According to the AP, David Hogg addressed the marchers before the event, reminding them the importance of electing gun control politicians, saying, “The kids of America have to stand up when our irresponsible politicians won’t. We’re here to elect morally just leaders that will protect us as Americans.”

Protesters marched on Smith & Wesson because the company manufactured the semiautomatic AR-15 rifle that the Parkland mass shooter used to murder 17 students and teachers. Smith & Wesson firearms have been used in previous mass shootings, as well. Shooters used an AR-15 manufactured by the company in the San Bernardino terror attack–an attack that the AP merely described as a “shooting at a California holiday party”–and the Aurora, Co. mass shooting at a movie theatre.


Manuel Oliver, a parent of 17-year-old Joaquin Oliver, another victim of the Parkland shooting, told the AP that it was “ironic” that Smith & Wesson couldn’t sell the weapon in the state where it has its headquarters, as Massachusetts has a ban on AR-15s.

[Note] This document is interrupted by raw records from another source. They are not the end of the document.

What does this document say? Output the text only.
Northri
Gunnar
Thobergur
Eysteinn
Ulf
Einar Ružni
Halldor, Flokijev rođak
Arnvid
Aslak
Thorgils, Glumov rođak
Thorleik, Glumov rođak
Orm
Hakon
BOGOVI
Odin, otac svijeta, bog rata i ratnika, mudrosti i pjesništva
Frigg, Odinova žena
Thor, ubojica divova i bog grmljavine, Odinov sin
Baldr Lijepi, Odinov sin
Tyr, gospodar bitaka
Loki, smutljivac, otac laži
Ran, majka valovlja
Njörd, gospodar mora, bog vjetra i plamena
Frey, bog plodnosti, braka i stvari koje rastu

This march isn’t the first time gun control activists and proponents have called for gun manufacturers to take responsibility for mass shootings. However, a 15-year-old high schooler explained to the AP that those protesting the company don’t necessarily want to see it leave the state. The student acknowledged that Smith & Wesson does employ a lot of people. What protesters are asking for is for the company to comply with Massachusetts’ ban on AR-15s, which went into effect in 2004.

“I understand it’s important to the city and it employs a lot of people,” said Nate Lapointe, a 15-year-old high school junior from West Springfield. “But that doesn’t give them a free pass on selling weapons that are used to commit mass murder. At some point, we have to hold them accountable.”

Organizers for Thursday’s “50 Miles More” march say they specifically want the gun-maker, which changed its parent company name to the American Outdoor Brands Corp. in 2016, to stop making weapons outlawed under Massachusetts’ 2004 Assault Weapons Ban.

That law, which mirrors a federal ban that expired that year, prohibits the sale of certain military-style weapons, like Connecticut-based Colt’s AR-15 and Italian gun-maker Beretta’s AR70, as well as copycat versions of them.


Gun control proponents and the Democratic Party are continuing their attempts to make gun control a significant issue for voters as they head to the polls in November. They hope the American people have had enough of politicians who don’t support their political agenda.